There’s always a tiny bit of trepidation when an all-new version of a motoring icon is released.
Volkswagen’s indomitable Golf GTI is unquestionably royalty, formed over more than 40 years of providing pace, practicality and supreme quality.
Although there's been some low points during previous decades, the eighth-generation GTI looks, on paper at least, set to re-write past cars' wrongs.
To be fair, VW’s been on a role since the woeful mark four was released in the 1990s - the five, six and seven were all returns to form.
It doesn't take long to be impressed by the eighth GTI, either. Looks are a subjective thing, but I'm yet to meet anyone who hasn't commented on the new car's handsome looks.
Although it goes without often crass, look-at-me visual styling cues of its rivals, telltale GTI touches remain to provide a healthy dose of sporty bite.
The red pinstripe, which skirts the front bumper and works its way into the headlight design, looks magnificent, while the giant honeycomb grille, twin exhaust pipes and integrated, gloss black rear spoiler set the car apart.
Step inside and the Golf's party piece reveals itself. The quality is second to none, as usual; although its £35,000-plus on-the-road price is by no means cheap, its interior belies that and you'd believe you're in a car even more expensive.
It’s very Porsche-like; touchscreens, a curved driving zone and minimalism are all new 911.
Prod the starter button and the digital instruments come to life, before the tablet-style touchscreen infotainment system takes away your attention. This gizmo controls the car's easy-to-use satellite navigation system, audio and driving modes.
A few hundred yards and a handful of corners are all that's needed to usually gauge a car's set-up, and the GTI feels good within an instant. Modern-day steering systems have a habit of causing me concern due to the lack of feel they provide, so it's pleasing to report the GTI doesn't suffer with any of that confidence-sapping spongy vagueness. Sure, it’s not razor-sharp like, say, a Honda Civic Type R, but this is a much more grown up hot hatch when compared to its road-racing rival.
Instead there's an assuring fluidity to its responsiveness and the feedback it provides to the fingertips is communicative, while there's a lovely bite in the way the car's front end pitches in to a corner.
Its engine is a familiar one - the 2.0-litre turbocharged four-cylinder unit which has appeared in multiple VWs, Audis, SEATs and Skodas throughout the years - and in 2018 spec it produces a healthy 245bhp. Although those figures may not appear to be headline-grabbing, especially when the car is being released in an ultra-competitive market where hot hatches' power outputs usually begin with a '3', you have to commend VW for not following suit and staying true to its formula. It’s all about little gains, each providing an improvement on the previous generation.
You see, the GTI has always been about unassuming beauty, undisputed build quality, practicality and the right mixture of power and torque. It's a quick car - the 60mph sprint is dealt with in about 6 seconds - and its top speed hits the usual 155mph mark.

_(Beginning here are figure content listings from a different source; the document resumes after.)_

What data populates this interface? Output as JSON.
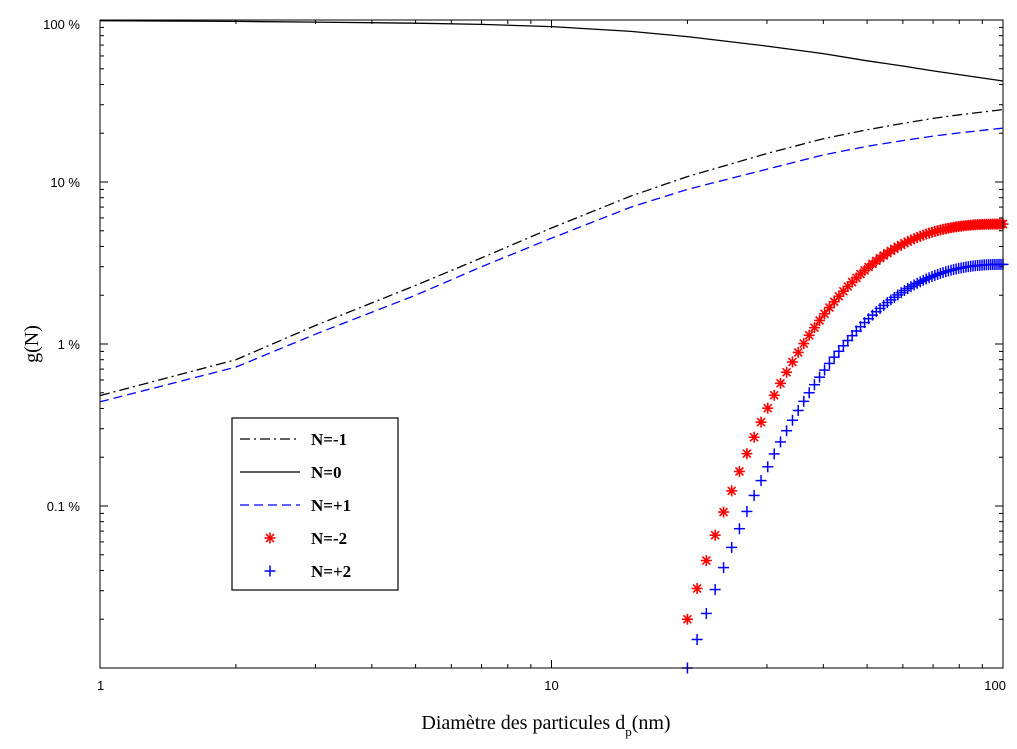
{
  "chart_data": {
    "type": "line",
    "xlabel": "Diamètre des particules d",
    "xlabel_subscript": "p",
    "xlabel_suffix": "(nm)",
    "ylabel": "g(N)",
    "xscale": "log",
    "yscale": "log",
    "xlim": [
      1,
      100
    ],
    "ylim": [
      0.01,
      100
    ],
    "x_ticks": [
      {
        "value": 1,
        "label": "1"
      },
      {
        "value": 10,
        "label": "10"
      },
      {
        "value": 100,
        "label": "100"
      }
    ],
    "y_ticks": [
      {
        "value": 100,
        "label": "100 %"
      },
      {
        "value": 10,
        "label": "10 %"
      },
      {
        "value": 1,
        "label": "1 %"
      },
      {
        "value": 0.1,
        "label": "0.1 %"
      }
    ],
    "legend_position": "lower-left",
    "series": [
      {
        "name": "N=-1",
        "style": "dashdot",
        "color": "#000000",
        "points": [
          [
            1,
            0.48
          ],
          [
            2,
            0.8
          ],
          [
            3,
            1.3
          ],
          [
            5,
            2.3
          ],
          [
            7,
            3.4
          ],
          [
            10,
            5.2
          ],
          [
            15,
            8.2
          ],
          [
            20,
            10.8
          ],
          [
            30,
            15
          ],
          [
            40,
            18.5
          ],
          [
            50,
            21
          ],
          [
            60,
            23
          ],
          [
            70,
            24.7
          ],
          [
            80,
            26
          ],
          [
            100,
            28
          ]
        ]
      },
      {
        "name": "N=0",
        "style": "solid",
        "color": "#000000",
        "points": [
          [
            1,
            99
          ],
          [
            2,
            98
          ],
          [
            3,
            97
          ],
          [
            5,
            95.5
          ],
          [
            7,
            94
          ],
          [
            10,
            91
          ],
          [
            15,
            85
          ],
          [
            20,
            79
          ],
          [
            30,
            69
          ],
          [
            40,
            62
          ],
          [
            50,
            56
          ],
          [
            60,
            52
          ],
          [
            70,
            48.5
          ],
          [
            80,
            46
          ],
          [
            100,
            42
          ]
        ]
      },
      {
        "name": "N=+1",
        "style": "dashed",
        "color": "#0000ff",
        "points": [
          [
            1,
            0.44
          ],
          [
            2,
            0.72
          ],
          [
            3,
            1.15
          ],
          [
            5,
            2.0
          ],
          [
            7,
            3.0
          ],
          [
            10,
            4.5
          ],
          [
            15,
            7.0
          ],
          [
            20,
            9.0
          ],
          [
            30,
            12
          ],
          [
            40,
            14.7
          ],
          [
            50,
            16.6
          ],
          [
            60,
            18
          ],
          [
            70,
            19.2
          ],
          [
            80,
            20.1
          ],
          [
            100,
            21.5
          ]
        ]
      },
      {
        "name": "N=-2",
        "style": "markers-star",
        "color": "#ff0000",
        "x_range": [
          20,
          100
        ],
        "y_at_start": 0.02,
        "y_at_end": 5.5,
        "shape_exponent": 2.6,
        "marker_count": 80
      },
      {
        "name": "N=+2",
        "style": "markers-plus",
        "color": "#0000ff",
        "x_range": [
          20,
          100
        ],
        "y_at_start": 0.01,
        "y_at_end": 3.1,
        "shape_exponent": 2.35,
        "marker_count": 80
      }
    ]
  }
}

Dig a little deeper with the engine and although it doesn't sound special, the way in which it deploys its power is key to the GTI's success. It doesn't need massive grunt; peak torque is delivered from a lowly 1,500rpm and the power comes in at 4,500rpm, but unlike most turbocharged units it really does come alive towards the upper reaches of its rev range. Usually, most are out of puff past 6,000rpm, but the GTI rewards if you hang on longer.
The five-door layout of this test car offers yet more practicality, while its big boot comfortably swallows a pram and the week's shopping. Inside, it's spacious, supremely comfortable and belies its sportier intentions.

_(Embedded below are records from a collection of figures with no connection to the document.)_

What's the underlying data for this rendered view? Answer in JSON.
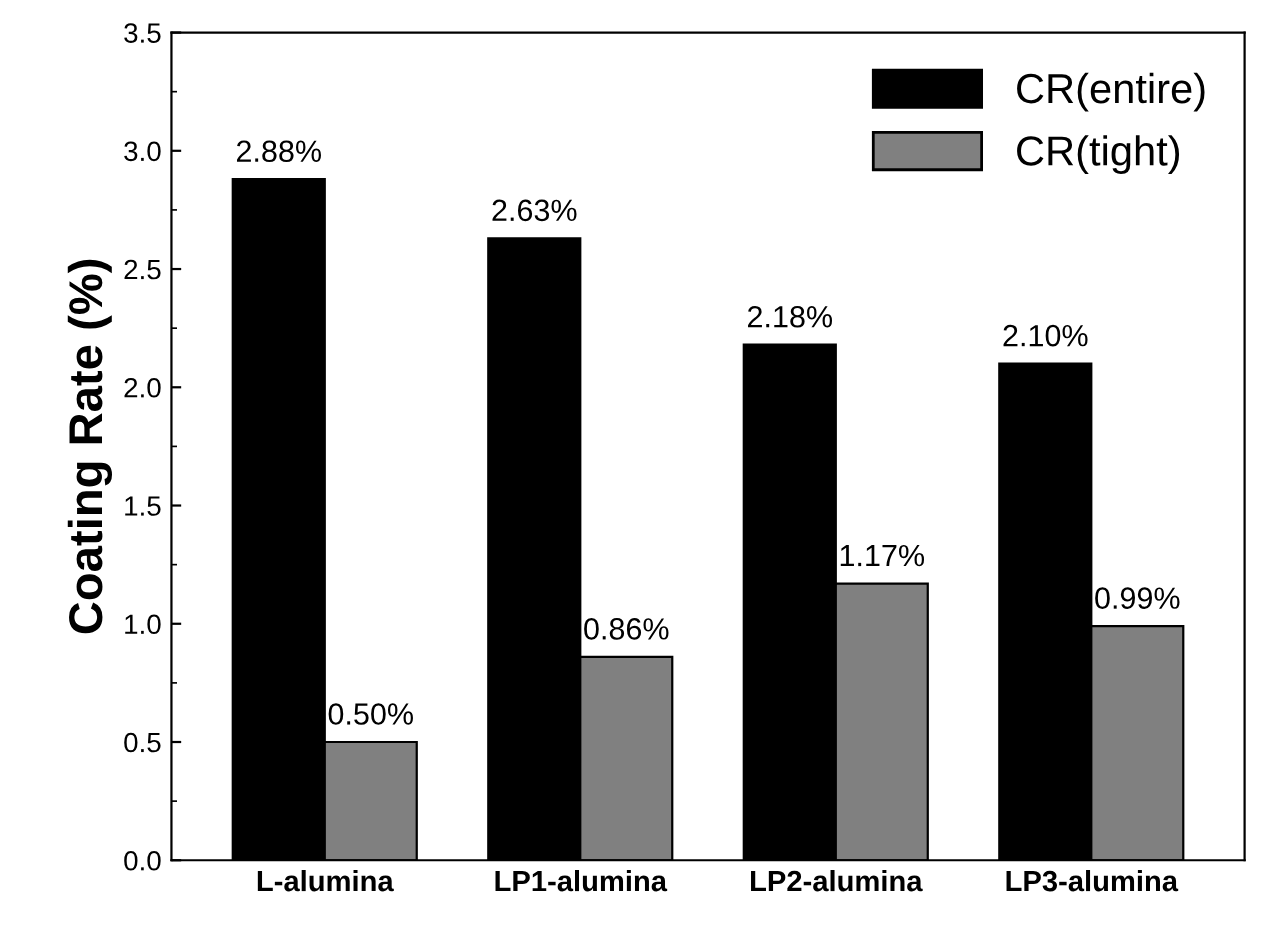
{
  "chart_data": {
    "type": "bar",
    "ylabel": "Coating Rate (%)",
    "categories": [
      "L-alumina",
      "LP1-alumina",
      "LP2-alumina",
      "LP3-alumina"
    ],
    "series": [
      {
        "name": "CR(entire)",
        "color": "#000000",
        "values": [
          2.88,
          2.63,
          2.18,
          2.1
        ],
        "value_labels": [
          "2.88%",
          "2.63%",
          "2.18%",
          "2.10%"
        ]
      },
      {
        "name": "CR(tight)",
        "color": "#808080",
        "values": [
          0.5,
          0.86,
          1.17,
          0.99
        ],
        "value_labels": [
          "0.50%",
          "0.86%",
          "1.17%",
          "0.99%"
        ]
      }
    ],
    "ylim": [
      0,
      3.5
    ],
    "yticks": [
      {
        "value": 0,
        "label": "0.0"
      },
      0.5,
      {
        "value": 1,
        "label": "1.0"
      },
      1.5,
      {
        "value": 2,
        "label": "2.0"
      },
      2.5,
      {
        "value": 3,
        "label": "3.0"
      },
      3.5
    ],
    "legend": "top right",
    "grid": false
  }
}
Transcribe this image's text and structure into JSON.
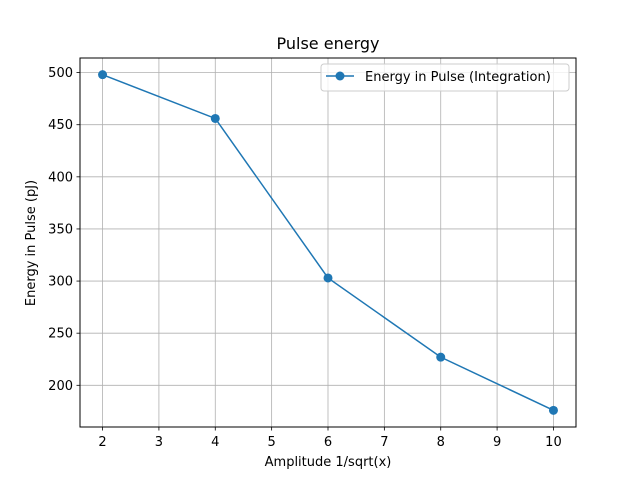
{
  "chart_data": {
    "type": "line",
    "title": "Pulse energy",
    "xlabel": "Amplitude 1/sqrt(x)",
    "ylabel": "Energy in Pulse (pJ)",
    "x": [
      2,
      4,
      6,
      8,
      10
    ],
    "series": [
      {
        "name": "Energy in Pulse (Integration)",
        "values": [
          498,
          456,
          303,
          227,
          176
        ],
        "color": "#1f77b4",
        "marker": "circle"
      }
    ],
    "xlim": [
      1.6,
      10.4
    ],
    "ylim": [
      160,
      514
    ],
    "xticks": [
      2,
      3,
      4,
      5,
      6,
      7,
      8,
      9,
      10
    ],
    "yticks": [
      200,
      250,
      300,
      350,
      400,
      450,
      500
    ],
    "grid": true,
    "legend_position": "top-right"
  }
}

Hot hatches are something I love. There's one for every taste and often one which has a particular thing it's good at, so you can understand why they're so popular on the roads and why you hear differing opinions.
The Golf GTI masters every task and does it with style, comfort and has the all-important badge appeal - traits many can't achieve. Its Swiss Army knife-like attributes make it a class leader in its own right - very few rivals can match its all-round appeal and that's why it's still one of the leading lights in the ultra-competitive sector.
It might lack the out-and-out punch of some rivals, but as a daily proposition? There’s nothing better.